En s’appuyant sur des ventes stratégiques et des partenariats solides, le club kabyle parvient à se passer du soutien direct de l’État pour financer ses activités.
Au cours de ce mercato estival, la JSK a cédé plusieurs de ses talents, dont Benzaid, Ighnatyev, Berkane et Boualia. Ces transferts ont permis au club d’engranger plus de 1,8 million de dollars, une manne bienvenue pour assurer les dépenses liées aux nouveaux recrutements et à la stabilité de l’équipe.
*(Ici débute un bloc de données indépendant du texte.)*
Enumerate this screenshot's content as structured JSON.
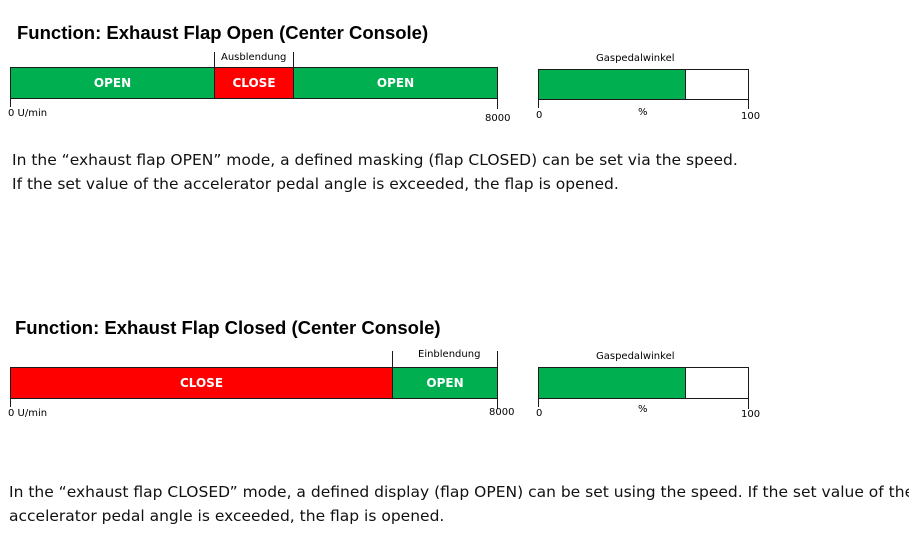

Selon les observateurs, seuls le Paradou AC dépasse actuellement la JSK en matière de revenus générés par les ventes de joueurs en Ligue 1.
Parallèlement à cette stratégie de formation et de revente, le club a entamé une dynamique de diversification de ses sources de financement.
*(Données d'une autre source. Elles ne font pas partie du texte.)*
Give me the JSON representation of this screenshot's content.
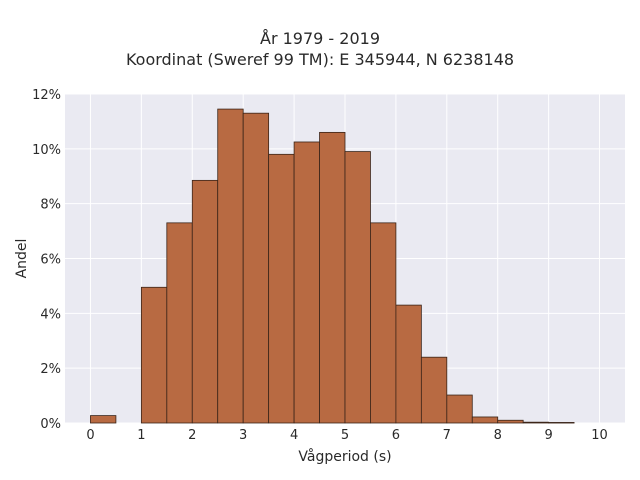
{
  "chart_data": {
    "type": "bar",
    "title": "År 1979 - 2019",
    "subtitle": "Koordinat (Sweref 99 TM): E 345944, N 6238148",
    "xlabel": "Vågperiod (s)",
    "ylabel": "Andel",
    "xlim": [
      -0.5,
      10.5
    ],
    "ylim": [
      0,
      12
    ],
    "x_ticks": [
      "0",
      "1",
      "2",
      "3",
      "4",
      "5",
      "6",
      "7",
      "8",
      "9",
      "10"
    ],
    "y_ticks": [
      "0%",
      "2%",
      "4%",
      "6%",
      "8%",
      "10%",
      "12%"
    ],
    "bin_width": 0.5,
    "bins": [
      {
        "start": 0.0,
        "value": 0.27
      },
      {
        "start": 0.5,
        "value": 0.0
      },
      {
        "start": 1.0,
        "value": 4.95
      },
      {
        "start": 1.5,
        "value": 7.3
      },
      {
        "start": 2.0,
        "value": 8.85
      },
      {
        "start": 2.5,
        "value": 11.45
      },
      {
        "start": 3.0,
        "value": 11.3
      },
      {
        "start": 3.5,
        "value": 9.8
      },
      {
        "start": 4.0,
        "value": 10.25
      },
      {
        "start": 4.5,
        "value": 10.6
      },
      {
        "start": 5.0,
        "value": 9.9
      },
      {
        "start": 5.5,
        "value": 7.3
      },
      {
        "start": 6.0,
        "value": 4.3
      },
      {
        "start": 6.5,
        "value": 2.4
      },
      {
        "start": 7.0,
        "value": 1.02
      },
      {
        "start": 7.5,
        "value": 0.22
      },
      {
        "start": 8.0,
        "value": 0.1
      },
      {
        "start": 8.5,
        "value": 0.03
      },
      {
        "start": 9.0,
        "value": 0.02
      },
      {
        "start": 9.5,
        "value": 0.0
      }
    ],
    "grid": true,
    "colors": {
      "bar_fill": "#b86a42",
      "bar_stroke": "#3a2418",
      "plot_bg": "#eaeaf2",
      "grid": "#ffffff"
    }
  }
}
Plusieurs contrats de sponsoring ont été signés avec des entreprises locales et nationales, et trois autres partenariats sont actuellement en cours de négociation. Une démarche qui témoigne de la volonté du club de consolider sa base économique et de renforcer son autonomie.
Un rêve : la gestion du stade Hocine Aït Ahmed
L’un des objectifs à moyen terme du club est de prendre en main la gestion du stade Hocine Aït Ahmed, récemment inauguré à Tizi Ouzou. Une telle décision permettrait à la JSK de bénéficier directement des recettes de billetterie, de la location des loges VIP et des autres services associés à l’exploitation de l’infrastructure.
Ce projet pourrait représenter un véritable tournant économique pour le club, en lui garantissant des revenus réguliers et durables.
Dans un football algérien encore largement dépendant des subventions publiques, la JS Kabylie semble tracer une voie nouvelle, faite de gestion rationnelle, de valorisation des jeunes talents et de partenariats solides. Un modèle que de nombreux clubs pourraient être amenés à suivre dans les années à venir.